Monday, November 3, 2014

Two sides of the same coin.

When I wrote this article on the aspect of God in us all, I knew there was something I had to add to it. A few months ago, the same article became a source of thoughts that began the question of good versus evil. It began as an internal debate in my mind, and perhaps I have something to share today.

We have seen the existence of "evil" forces in the world, be it in form of oppressive regimes, extremists, or anything else, and have often heard of people talking about good triumphing over evil.

I have asked this question numerous times on this blog - I ask again. Who defines what evil is? Who defines what good is? This is another example I like to cite - if a person, who hasn't eaten in weeks, steals a loaf of bread, is he evil? Equivalent to greedy thieves who steal in the guise of being "good" Samaritans? If stealing anything is evil in your perspective, in a place with no jobs, no place to make a living, no resources of his own, would stealing to feed his 3-year old baby make him evil?

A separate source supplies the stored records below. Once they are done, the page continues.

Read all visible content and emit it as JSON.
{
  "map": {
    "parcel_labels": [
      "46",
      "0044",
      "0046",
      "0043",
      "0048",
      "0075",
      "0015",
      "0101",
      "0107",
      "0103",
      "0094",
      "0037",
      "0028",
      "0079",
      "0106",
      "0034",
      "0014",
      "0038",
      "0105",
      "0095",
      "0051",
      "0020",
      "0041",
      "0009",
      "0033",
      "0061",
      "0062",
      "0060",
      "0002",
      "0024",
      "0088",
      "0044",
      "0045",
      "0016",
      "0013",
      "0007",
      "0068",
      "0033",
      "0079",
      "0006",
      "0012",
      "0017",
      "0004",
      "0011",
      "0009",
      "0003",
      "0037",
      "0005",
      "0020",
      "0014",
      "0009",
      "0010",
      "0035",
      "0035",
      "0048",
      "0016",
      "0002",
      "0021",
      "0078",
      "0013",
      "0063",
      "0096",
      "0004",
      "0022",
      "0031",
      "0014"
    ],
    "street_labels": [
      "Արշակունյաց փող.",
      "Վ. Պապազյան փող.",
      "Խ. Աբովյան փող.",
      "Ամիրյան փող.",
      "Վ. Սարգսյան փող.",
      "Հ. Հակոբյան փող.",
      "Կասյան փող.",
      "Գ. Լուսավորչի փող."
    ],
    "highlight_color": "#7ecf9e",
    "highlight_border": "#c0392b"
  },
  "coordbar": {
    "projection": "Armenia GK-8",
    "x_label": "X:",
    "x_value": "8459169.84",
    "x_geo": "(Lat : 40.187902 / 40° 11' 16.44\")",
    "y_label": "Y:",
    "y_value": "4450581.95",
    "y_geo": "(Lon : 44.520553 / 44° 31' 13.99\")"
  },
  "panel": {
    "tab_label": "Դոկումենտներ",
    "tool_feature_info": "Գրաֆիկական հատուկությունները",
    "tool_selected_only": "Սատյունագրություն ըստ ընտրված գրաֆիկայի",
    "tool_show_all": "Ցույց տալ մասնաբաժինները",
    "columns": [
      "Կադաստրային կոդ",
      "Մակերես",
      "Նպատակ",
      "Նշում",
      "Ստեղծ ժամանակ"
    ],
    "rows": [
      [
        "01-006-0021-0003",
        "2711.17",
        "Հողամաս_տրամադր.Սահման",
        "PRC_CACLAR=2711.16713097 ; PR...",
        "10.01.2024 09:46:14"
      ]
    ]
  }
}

I used one very important word as part of that question - perspective. That's what it all comes down to. Be it the so called elected leaders in our lands, the so called spiritual leaders, or others, what we all do is what we "perceive" to be beneficial to us; to our living. After all, we are organisms fighting in the never ending battle resulting in the "survival of the fittest".

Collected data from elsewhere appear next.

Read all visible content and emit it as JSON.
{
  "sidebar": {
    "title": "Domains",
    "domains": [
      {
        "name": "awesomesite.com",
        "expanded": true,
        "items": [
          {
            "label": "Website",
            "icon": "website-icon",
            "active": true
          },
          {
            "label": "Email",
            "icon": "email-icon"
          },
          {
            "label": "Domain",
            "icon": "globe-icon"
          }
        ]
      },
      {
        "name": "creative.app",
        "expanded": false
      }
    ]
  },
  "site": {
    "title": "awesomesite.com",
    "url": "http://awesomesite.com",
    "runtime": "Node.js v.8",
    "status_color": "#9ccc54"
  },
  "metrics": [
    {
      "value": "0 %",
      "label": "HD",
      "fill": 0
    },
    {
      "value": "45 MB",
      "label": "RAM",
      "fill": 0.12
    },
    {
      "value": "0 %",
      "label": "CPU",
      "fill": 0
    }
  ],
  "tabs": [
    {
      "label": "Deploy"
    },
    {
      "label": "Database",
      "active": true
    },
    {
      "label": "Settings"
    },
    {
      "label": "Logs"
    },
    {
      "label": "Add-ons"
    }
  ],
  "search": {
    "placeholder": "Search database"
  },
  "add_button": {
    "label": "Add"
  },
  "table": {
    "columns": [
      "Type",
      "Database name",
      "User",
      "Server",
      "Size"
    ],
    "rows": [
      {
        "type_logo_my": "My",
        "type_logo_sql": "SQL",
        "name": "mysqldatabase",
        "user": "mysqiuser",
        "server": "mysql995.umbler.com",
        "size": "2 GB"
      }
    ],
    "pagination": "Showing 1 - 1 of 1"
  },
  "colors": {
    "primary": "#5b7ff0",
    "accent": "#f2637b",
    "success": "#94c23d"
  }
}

Decisions we sometimes make are based on our own experience, while some other times on the advice of others we might trust. This then transforms in our minds as the "coalition of good forces" in our perspective, for we all believe that what we do is always for the good. Will what we do have consequences? Absolutely. That could affect others? You bet.

Now, I keep referring to the larger context of the world and our own personal context in what I say here. It is simply because our own existence becomes a smaller example of the larger world we live in - a microcosm, if you will. Every decision we make or that are made for us affects us personally, as well as everyone around us.

Perhaps this is why our ancient stories are often recited to us as moral stories - the lesson being the victory of good "forces" over evil "forces". Perhaps the forces they were referring to are the forces within us - our own abilities. The war then, becomes one that is internal; something that forces us to look within and find our own abilities that are "evil", which can be overcome with the "good". This aspect of duality is the cause of conflict - be it internal to our minds, or what we see in the world.

Our actions are merely actions, no matter what we do. The resulting consequences, prevailing circumstances and the prelude to our actions give it context, and help us form opinions. Be they good or bad, about the person and the action.

Good and evil are but two sides of the same coin. We just have to understand the subtle difference that exists and be in a position to evaluate and make decisions such that the negative impact said decision has on others, is negligible. Recognizing our similarity to said "coin" also forces us to look within, to find the subtleties of our behavior, giving us a better understanding of human nature, which in turn forces us to appreciate all life around us. This will make us a little more compassionate, towards fellow humans, and all elements of nature.